Otherwise, this family would have seen their benefit capped at £22,020 a year, £1,835 a month.
This family, that they have used to compare with the financial resources of a healthy couple, can now be seen to have a member who is not merely severely disabled in need of care but also in receipt of the highest level of help with their mobility needs. They have three children and are paying rent of almost £1,000 a month.
It doesn’t seem fair to leave the comparison at that. What would the situation be if the working couple were in the same position? PIP, remember, is a benefit that can be received by working people; it’s not a benefit for people who can’t work.
In a surprise, no doubt to the readers of the Telegraph, whose over 3.500 comments on this article are largely united in attacking the generosity of the benefits system, these hardworking people would also qualify for help from the benefits system, despite their earnings.
Their situation, with three children, rent and disability support makes a very different comparison.
| Monthly | Annual | |
| Net Earnings | £2,562.78 |
£30,753.39
|
| Universal Credit | Monthly Element | Annual equivalent |
| Adult | £666.97 | £8,003.64 |
| Children | £911.82 | £10,941.84 |
| LHA / Rent | £953.33 | £11,439.96 |
| LCWRA | £217.26 | £2,606.40 |
| Less disregarded and tapered earnings | (£1,174.55) | (£14,094.60) |
| Universal Credit | £1.567.30 | £18,807.38 |
| Child Benefit | £274.30 | £3,291.60 |
| PIP | £843.27 | £10,119.20 |
| Total | £5,247.63 | £62,971.57 |
In exactly the same circumstances, apart from having earnings, they will get help from the benefits system worth almost £2,700 a month or over £32,000 a year.
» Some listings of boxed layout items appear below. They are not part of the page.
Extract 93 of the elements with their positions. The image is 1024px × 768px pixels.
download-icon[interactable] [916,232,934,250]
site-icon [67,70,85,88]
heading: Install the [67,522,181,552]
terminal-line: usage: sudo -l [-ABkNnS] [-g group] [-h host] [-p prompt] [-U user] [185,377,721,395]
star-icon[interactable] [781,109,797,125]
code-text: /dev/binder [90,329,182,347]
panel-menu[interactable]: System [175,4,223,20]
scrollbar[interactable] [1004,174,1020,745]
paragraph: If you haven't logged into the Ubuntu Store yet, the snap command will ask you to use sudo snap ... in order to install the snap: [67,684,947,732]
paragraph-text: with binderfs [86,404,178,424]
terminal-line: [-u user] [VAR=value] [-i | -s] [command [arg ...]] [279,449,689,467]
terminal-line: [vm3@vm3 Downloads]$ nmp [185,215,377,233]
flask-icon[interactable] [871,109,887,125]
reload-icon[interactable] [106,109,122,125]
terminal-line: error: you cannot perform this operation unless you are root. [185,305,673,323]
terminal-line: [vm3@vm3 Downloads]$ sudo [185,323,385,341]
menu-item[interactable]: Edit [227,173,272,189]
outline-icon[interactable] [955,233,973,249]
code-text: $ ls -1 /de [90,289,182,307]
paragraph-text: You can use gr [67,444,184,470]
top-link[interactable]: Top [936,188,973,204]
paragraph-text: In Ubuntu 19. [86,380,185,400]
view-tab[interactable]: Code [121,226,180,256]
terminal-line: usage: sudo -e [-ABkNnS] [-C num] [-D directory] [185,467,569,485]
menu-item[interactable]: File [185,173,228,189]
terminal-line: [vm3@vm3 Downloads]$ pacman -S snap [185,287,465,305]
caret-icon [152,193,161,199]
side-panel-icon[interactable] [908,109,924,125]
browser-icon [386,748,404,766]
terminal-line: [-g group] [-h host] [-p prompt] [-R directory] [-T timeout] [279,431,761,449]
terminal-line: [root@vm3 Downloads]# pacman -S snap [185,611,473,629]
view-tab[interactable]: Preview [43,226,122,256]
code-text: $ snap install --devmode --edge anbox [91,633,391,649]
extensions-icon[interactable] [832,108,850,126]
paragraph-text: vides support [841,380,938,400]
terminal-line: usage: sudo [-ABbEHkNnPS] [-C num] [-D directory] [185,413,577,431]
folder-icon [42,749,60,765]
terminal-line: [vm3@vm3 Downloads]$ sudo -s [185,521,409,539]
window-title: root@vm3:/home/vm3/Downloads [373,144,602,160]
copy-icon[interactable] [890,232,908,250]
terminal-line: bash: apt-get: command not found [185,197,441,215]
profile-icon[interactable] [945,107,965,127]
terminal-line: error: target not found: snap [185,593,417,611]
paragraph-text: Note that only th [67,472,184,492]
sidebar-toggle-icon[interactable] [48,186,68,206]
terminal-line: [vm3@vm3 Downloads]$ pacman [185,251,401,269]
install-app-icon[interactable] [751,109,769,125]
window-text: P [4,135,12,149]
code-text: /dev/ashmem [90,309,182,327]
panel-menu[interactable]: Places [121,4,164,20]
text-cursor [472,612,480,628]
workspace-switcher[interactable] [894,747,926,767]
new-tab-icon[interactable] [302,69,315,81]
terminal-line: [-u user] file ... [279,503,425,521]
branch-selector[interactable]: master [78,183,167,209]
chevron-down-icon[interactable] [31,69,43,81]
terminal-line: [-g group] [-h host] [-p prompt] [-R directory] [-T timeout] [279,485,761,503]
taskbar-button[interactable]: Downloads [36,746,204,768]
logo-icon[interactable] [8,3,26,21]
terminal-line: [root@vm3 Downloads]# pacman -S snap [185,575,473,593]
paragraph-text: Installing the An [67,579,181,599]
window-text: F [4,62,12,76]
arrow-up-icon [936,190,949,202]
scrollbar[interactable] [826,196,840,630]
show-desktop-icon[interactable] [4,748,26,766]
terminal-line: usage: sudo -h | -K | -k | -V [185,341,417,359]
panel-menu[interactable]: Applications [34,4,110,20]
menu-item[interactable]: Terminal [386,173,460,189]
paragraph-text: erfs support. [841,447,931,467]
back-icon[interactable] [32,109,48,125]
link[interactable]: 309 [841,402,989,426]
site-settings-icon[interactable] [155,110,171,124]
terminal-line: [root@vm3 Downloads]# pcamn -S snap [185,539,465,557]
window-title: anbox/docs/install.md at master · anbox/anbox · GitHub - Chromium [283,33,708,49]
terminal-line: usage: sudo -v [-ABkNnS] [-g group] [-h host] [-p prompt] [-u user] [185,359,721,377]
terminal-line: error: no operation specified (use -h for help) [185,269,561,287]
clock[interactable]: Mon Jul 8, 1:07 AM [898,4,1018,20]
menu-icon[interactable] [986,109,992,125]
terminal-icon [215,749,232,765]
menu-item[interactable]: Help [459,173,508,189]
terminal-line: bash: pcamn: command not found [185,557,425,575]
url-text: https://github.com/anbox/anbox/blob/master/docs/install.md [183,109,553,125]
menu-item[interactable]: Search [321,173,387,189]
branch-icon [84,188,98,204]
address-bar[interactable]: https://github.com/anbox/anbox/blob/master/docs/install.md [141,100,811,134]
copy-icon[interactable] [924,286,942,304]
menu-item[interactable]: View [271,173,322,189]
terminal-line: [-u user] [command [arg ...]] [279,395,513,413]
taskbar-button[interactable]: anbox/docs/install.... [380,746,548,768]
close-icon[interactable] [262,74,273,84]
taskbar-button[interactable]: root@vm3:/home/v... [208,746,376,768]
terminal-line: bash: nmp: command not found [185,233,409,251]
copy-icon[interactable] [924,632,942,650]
They benefit from work by over £16,000 a year so the £18,000 implied disincentive of in the article looks rather different.
Are we going to see a new headline…
“Working families £16k better off than benefit claimants after Budget”
Answers on a postcard, please.
I haven’t carried out the same exercise for the five children example, with even fewer details, given in the article as the results would, broadly, be similar.
The, much more than misleading, figures given in the ‘research’ and enlarged in the article are a sad indictment of a political assault masquerading as accurate reporting.
No doubt, it will have achieved its aim as the message that the benefits system is too generous and workers are punished will be repeated, again by those who believe what they are told and the perpetrators go unchallenged, in the main.
Perhaps, this piece will enlighten a few of those.
Gareth Morgan
December 1st 2025.
Comments
Thanks for fighting the good fight Gareth. It’s disappointing how standards at the Telegraph seem to have fallen.
Excellent analysis. I had to question the £71,000 figure which also seems to be missing some assumptions in how it has been calculated. On the 2024/25 tax/NI values:
For 1 person to achieve a £46,000 take-home, they need a gross salary of £61,000
For 2 people (both earning between £12,570 and £50,270), they need a combined gross of £54,000
…and the CSJ’s report is about getting more people back into work, so this is the valid comparison, right?!
Even with 9% student loan and 10% pension you don’t get to £71,000. Maybe the CSJ will show their working. Maybe.
On 26/27 rates of Tax and NI, a single employed earner on £71,000 a year would receive £51,732.16. I suspect they’ve taken off about £5,000 in pension contributions without bothering to mention it.